A diagnosis, a chronic illness, an accident…something changed in our life and now we carry the bag for someone else, along with our own. It doesn’t matter if you were already carrying the hiking backpack. Now, because of situations beyond your control, you are carrying two bags. If you’re lucky, both bags are small, wallet-sized, easy to hold and easy to put down.
At this point in my life, I carry a medium-sized saddle bag. My son carries the hiking backpack. Every minute, of every day, for the rest of his life. And so I help him.
As a carrier you learn what to do. You do not stand in front and pull along the one with the heavy bag. You do not stand behind and push them through life.
You stand beside them, ready with an outstretched arm, room on your back, and in your heart, to carry whatever it is they need you to carry.
You carry the fight, when they carry the pain.
You carry the medical information, when they carry the exhaustion.
You carry the calm, when they carry the chaos.

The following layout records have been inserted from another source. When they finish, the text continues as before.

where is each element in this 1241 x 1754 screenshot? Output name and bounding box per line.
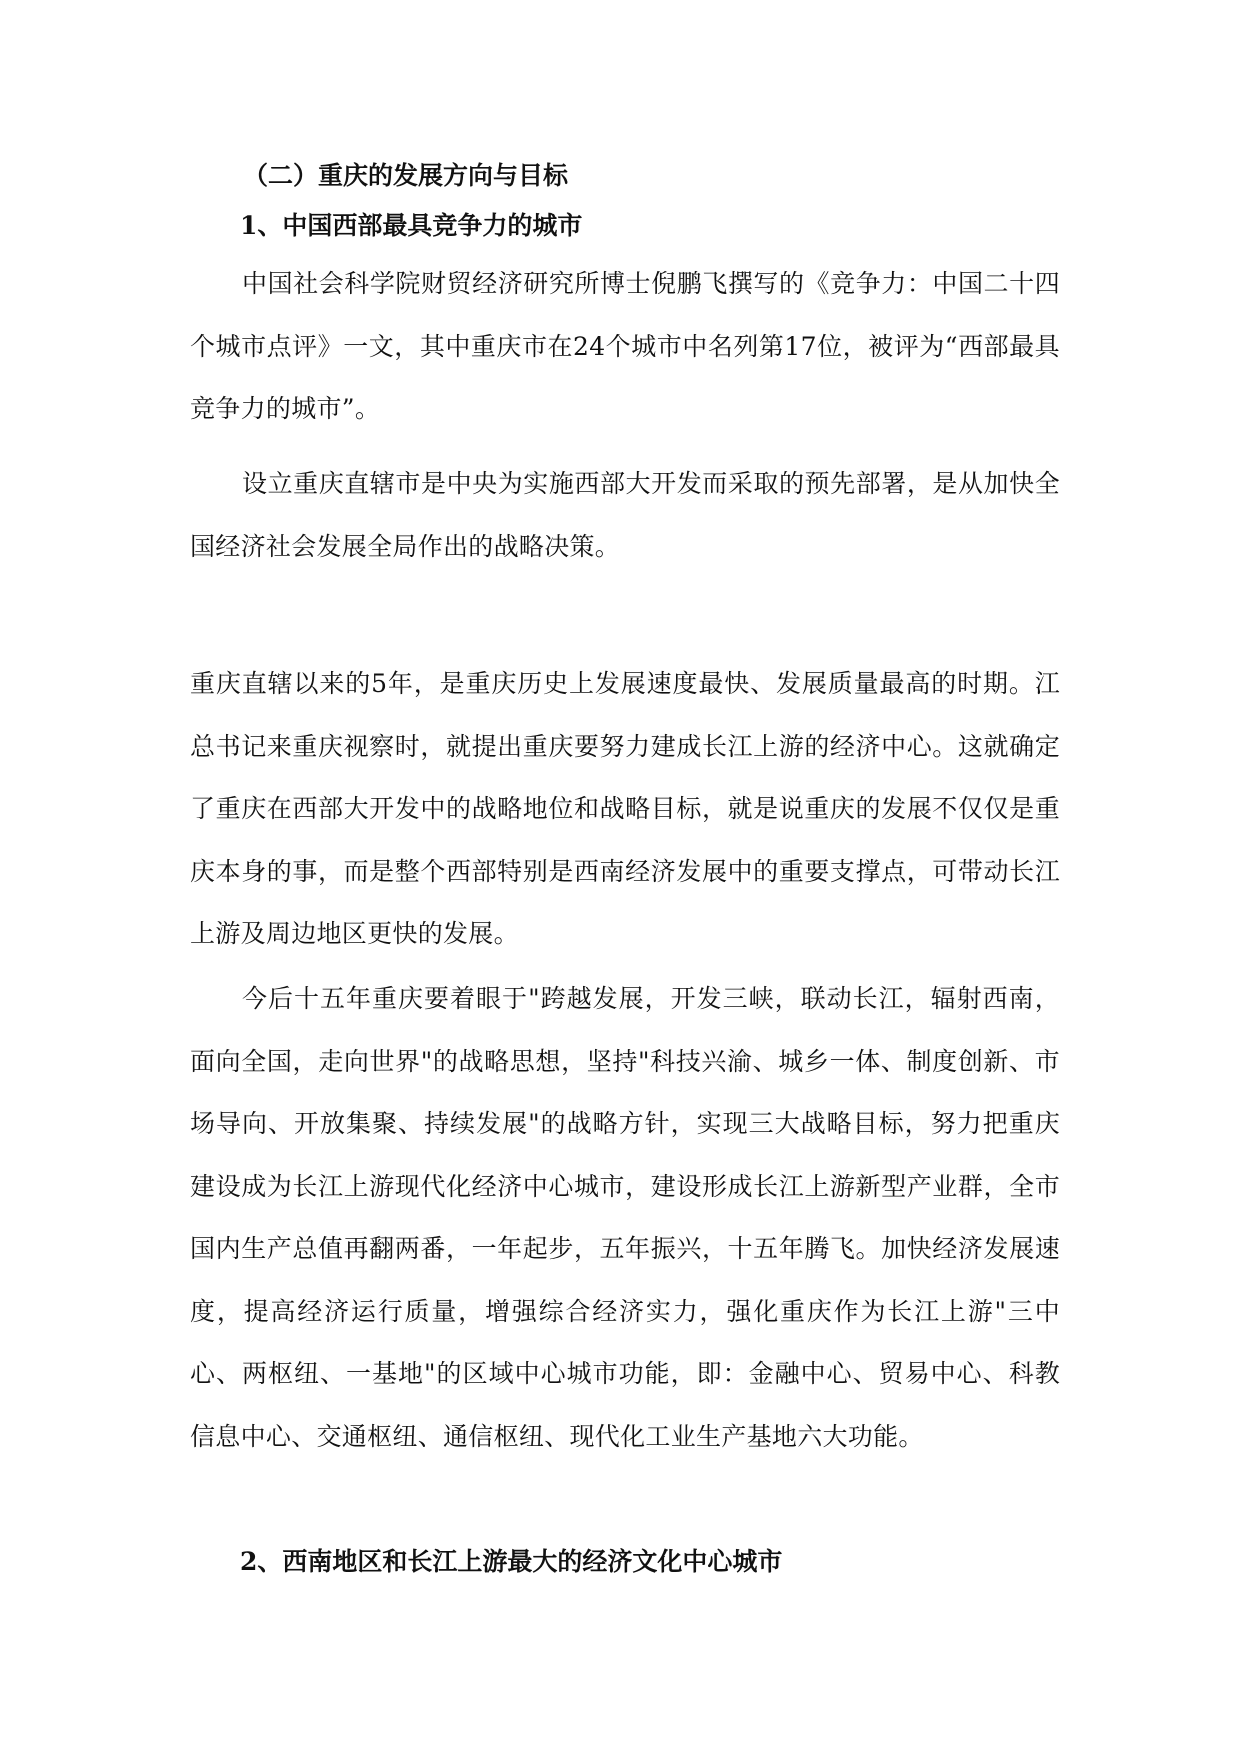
section-heading: （二）重庆的发展方向与目标 [243,161,569,190]
subheading-2: 2、西南地区和长江上游最大的经济文化中心城市 [240,1547,783,1576]
subheading-1: 1、中国西部最具竞争力的城市 [240,211,583,240]
paragraph-4: 今后十五年重庆要着眼于"跨越发展，开发三峡，联动长江，辐射西南，面向全国，走向世界"的战略思想，坚持"科技兴渝、城乡一体、制度创新、市场导向、开放集聚、持续发展"的战略方针，实现三大战略目标，努力把重庆建设成为长江上游现代化经济中心城市，建设形成长江上游新型产业群，全市国内生产总值再翻两番，一年起步，五年振兴，十五年腾飞。加快经济发展速度，提高经济运行质量，增强综合经济实力，强化重庆作为长江上游"三中心、两枢纽、一基地"的区域中心城市功能，即：金融中心、贸易中心、科教信息中心、交通枢纽、通信枢纽、现代化工业生产基地六大功能。 [190,984,1060,1451]
paragraph-1: 中国社会科学院财贸经济研究所博士倪鹏飞撰写的《竞争力：中国二十四个城市点评》一文，其中重庆市在24个城市中名列第17位，被评为“西部最具竞争力的城市”。 [190,269,1060,423]
paragraph-2: 设立重庆直辖市是中央为实施西部大开发而采取的预先部署，是从加快全国经济社会发展全局作出的战略决策。 [190,469,1060,561]
paragraph-3: 重庆直辖以来的5年，是重庆历史上发展速度最快、发展质量最高的时期。江总书记来重庆视察时，就提出重庆要努力建成长江上游的经济中心。这就确定了重庆在西部大开发中的战略地位和战略目标，就是说重庆的发展不仅仅是重庆本身的事，而是整个西部特别是西南经济发展中的重要支撑点，可带动长江上游及周边地区更快的发展。 [190,669,1060,948]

You carry as often, and for as long, as they need you. And you hope and pray that because you stand beside them, because you help them carry their load, that you are helping to make their life a bit better. That they get to a point where:
They carry hope.
They carry laughter.
They carry a joy for life that is so intense it’s infectious to those around them.
And they make the world a better place, simply by still being in it.
For a carrier, this is all we hope for…more time with the ones we love.
Carriers come in all ages, all socio-economic groups, all races. Some carry for years, while others for only a short amount of time. Some carry in secret, and you’d never know the heavy load they are under until it is no longer there.
All of us carry an invisible bag of worries, anxieties and fears. Some of us carry two. As I see the weariness in some of my fellow travelers, my fellow humans, I wonder, “Are they like me? What are they carrying?”
I pause. I breathe. And I look at them.
I hope they can see the softness in my eyes, the camaraderie, the compassion. I hope they know they are not alone,
and that they are seen, carrying the invisible bag.